Los niños no aparecen. Mi hija Morgana me da felicidad.

 

31 de diciembre.

 

Salimos a Porto con Morgana y con Tiag. Hoy me van a retirar los puntos. Estoy contenta de ir con ellos. Disfruto ese momento de calidad. Una semana antes había regresado de allí, que ya se está convirtiendo en mi lugar rutinario, casi frustrada pues solo me miraron más no me quitaron los puntos. De hecho me dijeron muy poco. ¿Sería que me iba a recuperar? Y ahora me encuentro en la camilla esperando al profesor Espregueira, quien entra y pregunta, 

–¿Qué hacen esas muletas en la pared?

–Son las mías.

–Que yo sepa las muletas son para gente enferma y aquí no hay nadie enfermo.

–Yo.

–No, yo le operé su rodilla y está top, yo puedo dar fe de ello.
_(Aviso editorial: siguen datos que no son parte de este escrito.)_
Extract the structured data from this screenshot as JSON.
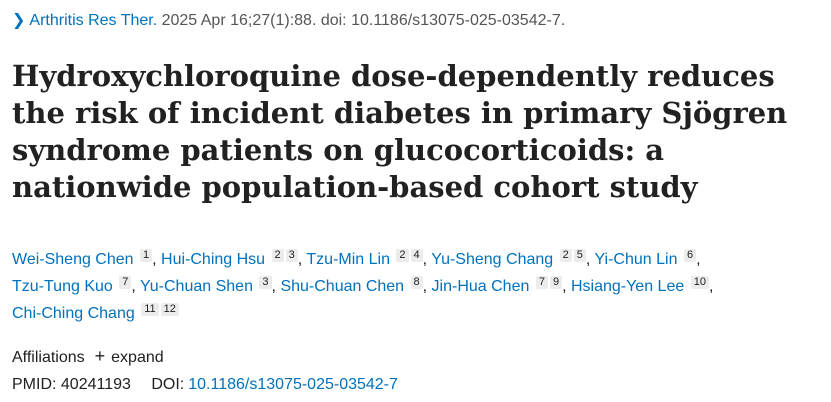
{
  "citation": {
    "chevron_icon": "chevron-right-icon",
    "journal": "Arthritis Res Ther.",
    "details": " 2025 Apr 16;27(1):88. doi: 10.1186/s13075-025-03542-7."
  },
  "title": "Hydroxychloroquine dose-dependently reduces the risk of incident diabetes in primary Sjögren syndrome patients on glucocorticoids: a nationwide population-based cohort study",
  "authors": [
    {
      "name": "Wei-Sheng Chen",
      "affiliations": [
        "1"
      ]
    },
    {
      "name": "Hui-Ching Hsu",
      "affiliations": [
        "2",
        "3"
      ]
    },
    {
      "name": "Tzu-Min Lin",
      "affiliations": [
        "2",
        "4"
      ]
    },
    {
      "name": "Yu-Sheng Chang",
      "affiliations": [
        "2",
        "5"
      ]
    },
    {
      "name": "Yi-Chun Lin",
      "affiliations": [
        "6"
      ]
    },
    {
      "name": "Tzu-Tung Kuo",
      "affiliations": [
        "7"
      ]
    },
    {
      "name": "Yu-Chuan Shen",
      "affiliations": [
        "3"
      ]
    },
    {
      "name": "Shu-Chuan Chen",
      "affiliations": [
        "8"
      ]
    },
    {
      "name": "Jin-Hua Chen",
      "affiliations": [
        "7",
        "9"
      ]
    },
    {
      "name": "Hsiang-Yen Lee",
      "affiliations": [
        "10"
      ]
    },
    {
      "name": "Chi-Ching Chang",
      "affiliations": [
        "11",
        "12"
      ]
    }
  ],
  "affiliations_row": {
    "label": "Affiliations",
    "toggle_icon": "plus-icon",
    "toggle_label": "expand"
  },
  "ids": {
    "pmid_label": "PMID:",
    "pmid": "40241193",
    "doi_label": "DOI:",
    "doi": "10.1186/s13075-025-03542-7"
  },
  "colors": {
    "link": "#0071bc",
    "text": "#212121",
    "muted": "#555555",
    "badge_bg": "#ececec"
  }
}
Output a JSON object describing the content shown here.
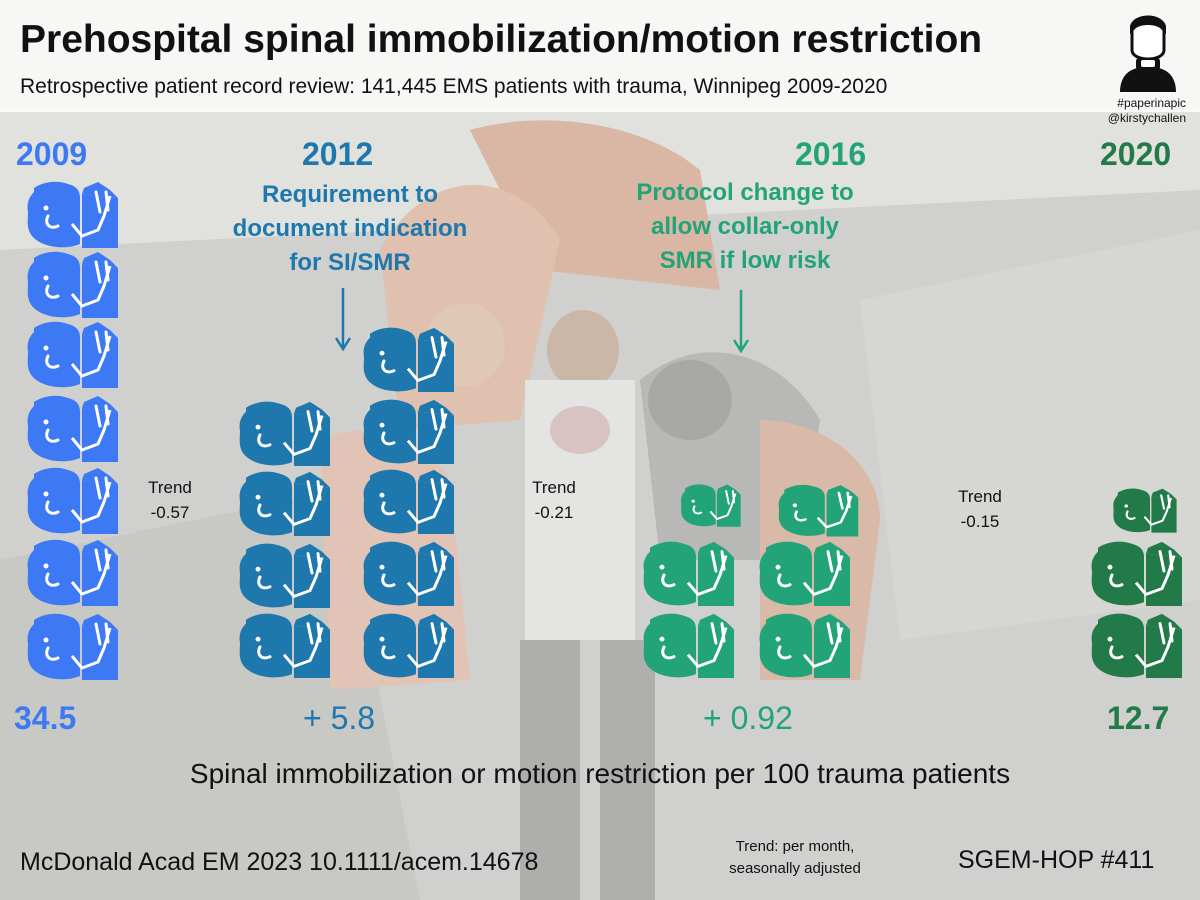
{
  "header": {
    "title": "Prehospital spinal immobilization/motion restriction",
    "subtitle": "Retrospective patient record review: 141,445 EMS patients with trauma, Winnipeg 2009-2020",
    "hashtag": "#paperinapic",
    "handle": "@kirstychallen",
    "logo_icon": "person-with-neck-collar-icon"
  },
  "timeline": {
    "years": [
      "2009",
      "2012",
      "2016",
      "2020"
    ],
    "events": [
      {
        "year": "2012",
        "lines": [
          "Requirement to",
          "document indication",
          "for SI/SMR"
        ],
        "color": "#1f78ad"
      },
      {
        "year": "2016",
        "lines": [
          "Protocol change to",
          "allow collar-only",
          "SMR if low risk"
        ],
        "color": "#22a478"
      }
    ],
    "trend_label": "Trend",
    "trends": [
      "-0.57",
      "-0.21",
      "-0.15"
    ]
  },
  "chart_data": {
    "type": "table",
    "metric": "Spinal immobilization or motion restriction per 100 trauma patients",
    "start": {
      "year": "2009",
      "value": 34.5,
      "label": "34.5"
    },
    "level_changes": [
      {
        "year": "2012",
        "value": 5.8,
        "label": "+ 5.8"
      },
      {
        "year": "2016",
        "value": 0.92,
        "label": "+ 0.92"
      }
    ],
    "end": {
      "year": "2020",
      "value": 12.7,
      "label": "12.7"
    },
    "trends_per_month": [
      -0.57,
      -0.21,
      -0.15
    ]
  },
  "caption": "Spinal immobilization or motion restriction per 100 trauma patients",
  "footer": {
    "citation": "McDonald Acad EM 2023 10.1111/acem.14678",
    "trend_definition": [
      "Trend: per month,",
      "seasonally adjusted"
    ],
    "sgem": "SGEM-HOP #411"
  },
  "colors": {
    "period_2009": "#3d79f4",
    "period_2012": "#1f78ad",
    "period_2016": "#22a478",
    "period_2020": "#227a48"
  },
  "icon_name": "head-with-neck-collar-icon"
}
Levántese y camine.

Me han retirado los puntos y entra el fisioterapeuta y me dice, a caminar, como lo haría Ronaldo. Siento que me caigo, pero no, no me caigo, camino chueca, deforme, tambaleante, pero camino. Luego, me sube a un bicicleta y me dice, a pedalear.

El chip ha cambiado. Regresamos cantando Manu Chau y Carlos Vives a todo pulmón, ah y la Fée Carabosse, la canción que le cantaba Morgana a Tiag cuando era pequeño.

 

1 de enero de 2025.


Me despierto con el nuevo año. Luego de veintitrés días de dolor se comprueba que los niños fueron asesinados. No lo puedo aceptar. Me duele la piel. Yo comienzo a caminar y ellos fueron torturados, calcinados y asesinados. El año comienza. Yo caminaré poco a poco. Yo estoy bien, ellos no. Me da rabia la vida y sin embargo yo camino y eso comienza a llenarme de esperanza. Agradezco mi suerte. La noche anterior, mis hijas, tratando de recordar su pasado ecuatoriano, armaron un año viejo, un muñeco de Trump para quemarlo. Hicimos una fogata en el patio y comenzaron a saltar a la llama. Entonces, una invitada, una amiga portuguesa, se levantó de golpe para entrar  a la casa pero se dio contra la puerta de vidrio con tal fuerza que se rompió la nariz. Quince minutos después de habernos deseado un feliz año. Cayó para atrás muy adolorida. Yo me curaba, ella enfrentaba a una cirugía en las próximas horas, esa es la vida. Cuando salió con su pareja para el hospital, les dije a mis hijas, vamos a abrir el champán y vamos a brindar, por ella, por nuestros sueños, porque esperemos que este año nos traiga alegrías y mucho valor para aceptar los desafíos. Solo no acepto la muerte de Steven, Saúl, Ismael y Josué.